Success in fishing, like many things in life, is a progression of improving on what has worked in the past. Many successful anglers record the details (I should be so diligent) of each fishing tip in a diary, which over the years becomes a wealth of information.
Building on ones success always builds confidence. Which is the reason all of the most successful anglers I know doggedly hang onto a selected method of fishing and a handful (note I said handful, not box or boat full) of lures/flies/baits. One of these top anglers refers to this as a person's confidence baits and strategies.
Over my fifty five years of angling, my personal confidence strategies have progressed from float fishing, through bottom fishing, and trolling, to casting flies. While my confidence baits, have progressed from live bait, through gang trolls, and lures, to flies. Each progression along the way was wrought on the confidence achieved through past success.
What are your hope and dreams for this year's angling? Look back to your successes, but don't dwell on your defeats. Then set your face like flint at the path before you and reach long for the prize. There is no hidden secret. The best anglers are always the best students of their angling.
Our lower mainland lakes are full winter mode, which means you can expect the fish to be slow and sluggish. For better success try a dead slow troll or retrieve during the warmest part of the day. Also allow extra time for the fish to close its mouth on the hook before you attempt a hook set. Try: Chironomid, Bloodworm, Coachman, Zulu, Wooly Bugger, Dragonfly Nymph, Damsel Nymph, Halfback, Sixpack, Micro Leach, Big Black, Doc Spratley, Pumpkinhead, or Baggy Shrimp.

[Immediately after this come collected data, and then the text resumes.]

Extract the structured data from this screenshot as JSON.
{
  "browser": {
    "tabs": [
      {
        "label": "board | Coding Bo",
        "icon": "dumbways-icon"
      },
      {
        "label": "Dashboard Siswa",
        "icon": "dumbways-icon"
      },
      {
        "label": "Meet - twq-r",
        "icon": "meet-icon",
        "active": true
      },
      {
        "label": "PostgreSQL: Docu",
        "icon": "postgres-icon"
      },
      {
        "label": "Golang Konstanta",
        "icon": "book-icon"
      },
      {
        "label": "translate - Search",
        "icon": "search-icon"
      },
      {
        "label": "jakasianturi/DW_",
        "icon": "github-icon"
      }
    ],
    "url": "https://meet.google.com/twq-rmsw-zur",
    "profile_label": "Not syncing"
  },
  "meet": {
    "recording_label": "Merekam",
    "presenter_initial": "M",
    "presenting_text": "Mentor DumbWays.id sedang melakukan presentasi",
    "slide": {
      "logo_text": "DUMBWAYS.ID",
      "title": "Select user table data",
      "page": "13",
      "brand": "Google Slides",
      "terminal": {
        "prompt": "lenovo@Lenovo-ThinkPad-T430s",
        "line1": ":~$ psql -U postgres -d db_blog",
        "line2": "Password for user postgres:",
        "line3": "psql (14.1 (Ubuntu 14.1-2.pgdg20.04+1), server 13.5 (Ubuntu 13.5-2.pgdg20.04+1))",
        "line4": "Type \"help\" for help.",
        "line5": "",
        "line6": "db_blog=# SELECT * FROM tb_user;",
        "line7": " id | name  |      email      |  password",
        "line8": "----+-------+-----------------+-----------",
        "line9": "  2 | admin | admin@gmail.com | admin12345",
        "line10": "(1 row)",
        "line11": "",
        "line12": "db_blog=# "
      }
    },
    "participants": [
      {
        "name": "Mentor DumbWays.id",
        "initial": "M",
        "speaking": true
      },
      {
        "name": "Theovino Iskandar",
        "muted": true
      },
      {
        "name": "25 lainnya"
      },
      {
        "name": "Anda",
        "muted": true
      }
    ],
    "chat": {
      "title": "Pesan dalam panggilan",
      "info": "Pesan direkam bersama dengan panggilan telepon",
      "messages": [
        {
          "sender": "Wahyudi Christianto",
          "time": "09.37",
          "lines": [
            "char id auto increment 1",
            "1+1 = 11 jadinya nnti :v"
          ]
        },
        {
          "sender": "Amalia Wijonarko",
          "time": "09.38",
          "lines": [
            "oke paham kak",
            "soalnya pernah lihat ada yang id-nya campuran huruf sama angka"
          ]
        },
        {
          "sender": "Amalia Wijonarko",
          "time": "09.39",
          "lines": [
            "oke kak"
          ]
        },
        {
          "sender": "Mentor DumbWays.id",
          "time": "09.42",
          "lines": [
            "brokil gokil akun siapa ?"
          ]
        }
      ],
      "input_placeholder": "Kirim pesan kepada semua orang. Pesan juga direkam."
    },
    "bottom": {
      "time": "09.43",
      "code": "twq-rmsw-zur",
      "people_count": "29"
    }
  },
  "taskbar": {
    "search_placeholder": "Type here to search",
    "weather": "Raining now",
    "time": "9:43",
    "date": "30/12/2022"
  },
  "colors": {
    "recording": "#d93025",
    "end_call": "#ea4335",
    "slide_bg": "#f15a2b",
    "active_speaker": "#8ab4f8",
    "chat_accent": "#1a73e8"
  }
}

The Fraser River is fair for cutthroat. Try: Rolled Muddler, Professor, Anderson Stone, Black Stone, Zulu, American Coachman, Flesh Fly, or Chez Nymph.
The Harrison River is fair to slow for cutthroat and rainbow. For rainbow try: Kaufmann Stone, Big Black, Black Gnat, Souboo, Zulu, or Renegade.
The Chehalis River is low and slow.
The Vedder River is fair to good for steelhead, rainbow and cutthroat. For steelhead, try: Steelhead Nightmare, Kaufmann Stone, Polar Shrimp, GP, Popsicle, Squamish Poacher, Big Black, Flat Black, or Steelhead Spratley.